Several studies have recently employed machine learning and deep learning to improve the diagnosis process for ASD. Researchers have adopted several supervised machine learning techniques (such as Neural Network, Decision Trees, Logistic Regression, Random Forest, Support Vector Machines (SVM), k-Nearest Neighbors (kNN), Naive Bayes) to solve the classification problem of predicting whether an individual with certain characteristics has ASD [1, 2, 9, 19, 23]. The study [11] applied a machine learning algorithm to identify ASD from attention deficit hyperactivity disorder based on a 65-item Social Responsiveness Scale. Another study [10] combines the Social Responsiveness Scale with the ADI-R score to train their models to distinguish ASD from controls. More recently, studies [3, 15, 16] have developed machine learning models using the Autism Brain Imaging Data Exchange (ABIDE) towards the automated diagnosis of ASD based on brain neuroimaging data.

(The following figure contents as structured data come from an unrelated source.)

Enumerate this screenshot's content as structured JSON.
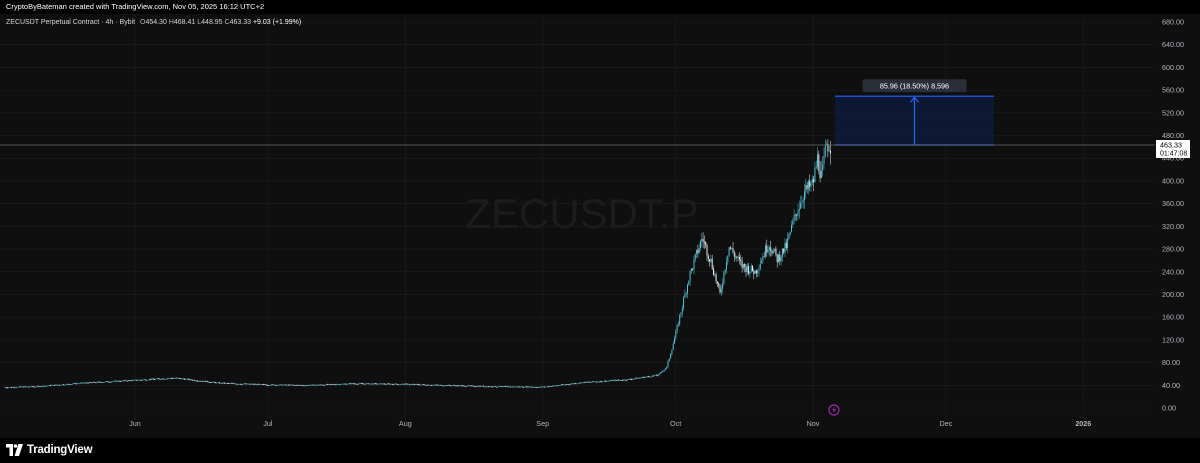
{
  "header": {
    "credit": "CryptoByBateman created with TradingView.com, Nov 05, 2025 16:12 UTC+2"
  },
  "legend": {
    "symbol_desc": "ZECUSDT Perpetual Contract · 4h · Bybit",
    "open_label": "O",
    "open": "454.30",
    "high_label": "H",
    "high": "468.41",
    "low_label": "L",
    "low": "448.95",
    "close_label": "C",
    "close": "463.33",
    "change": "+9.03 (+1.99%)"
  },
  "watermark": "ZECUSDT.P",
  "price_label": {
    "price": "463.33",
    "countdown": "01:47:08"
  },
  "measure_tool": {
    "label": "85.96 (18.50%) 8,596",
    "from": 463.33,
    "to": 549.29
  },
  "footer": {
    "logo_text": "TradingView"
  },
  "icons": {
    "logo": "tradingview-logo-icon",
    "event": "lightning-event-icon",
    "arrow": "up-arrow-icon"
  },
  "colors": {
    "background": "#0f0f0f",
    "candle_up": "#4fc3d9",
    "candle_down": "#e6f2f5",
    "measure_fill": "#0d1a3a",
    "measure_border": "#2962ff",
    "grid": "#1f1f1f",
    "event": "#9c27b0"
  },
  "chart_data": {
    "type": "line",
    "title": "",
    "xlabel": "",
    "ylabel": "",
    "x_ticks": [
      "Jun",
      "Jul",
      "Aug",
      "Sep",
      "Oct",
      "Nov",
      "Dec",
      "2026"
    ],
    "y_ticks": [
      "0.00",
      "40.00",
      "80.00",
      "120.00",
      "160.00",
      "200.00",
      "240.00",
      "280.00",
      "320.00",
      "360.00",
      "400.00",
      "440.00",
      "480.00",
      "520.00",
      "560.00",
      "600.00",
      "640.00",
      "680.00"
    ],
    "ylim": [
      0,
      680
    ],
    "last_price": 463.33,
    "series": [
      {
        "values_x": [
          "May 01",
          "May 10",
          "May 20",
          "Jun 01",
          "Jun 10",
          "Jun 20",
          "Jul 01",
          "Jul 10",
          "Jul 20",
          "Aug 01",
          "Aug 10",
          "Aug 20",
          "Sep 01",
          "Sep 10",
          "Sep 20",
          "Sep 27",
          "Sep 29",
          "Oct 01",
          "Oct 04",
          "Oct 07",
          "Oct 09",
          "Oct 11",
          "Oct 13",
          "Oct 16",
          "Oct 19",
          "Oct 22",
          "Oct 24",
          "Oct 26",
          "Oct 28",
          "Oct 30",
          "Nov 01",
          "Nov 02",
          "Nov 03",
          "Nov 04",
          "Nov 05"
        ],
        "values": [
          36,
          38,
          44,
          49,
          53,
          44,
          41,
          40,
          43,
          42,
          40,
          38,
          37,
          45,
          50,
          58,
          72,
          130,
          230,
          300,
          258,
          200,
          285,
          250,
          240,
          290,
          262,
          285,
          340,
          380,
          395,
          440,
          405,
          465,
          463
        ]
      }
    ]
  }
}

The main purposes of the existing machine learning-based ASD diagnostic tools were to improve diagnosis accuracy, and speed up diagnosis time to provide timely access to healthcare services. However, the existing machine learning or deep learning based approaches for ASD either rely on neuroimaging data or simply applying traditional learning algorithms without considering the latent feature characteristics. Therefore, new effective feature representation methods for machine learning based ASD diagnosis is significant to improve the diagnosis performance.

6 Conclusion

Autism spectrum disorder (ASD) is a developmental disability that can cause significant social, communication and behavioral challenges. ASD screening is significant because it enables early intervention. Early treatment is more effective than later treatment for ASD. In this paper, we are able to predict autism in patients with about 99% accuracy based on the UCI ASD screening data. Since there are plenty of health applications are going to have categorical data, we also learned how to deal with categorical data using deep embedding representation along with a neural network as a classifier for ASD screening. Compared with other models for ASD screening, the DENN model is more efficient and accurate for ASD screening.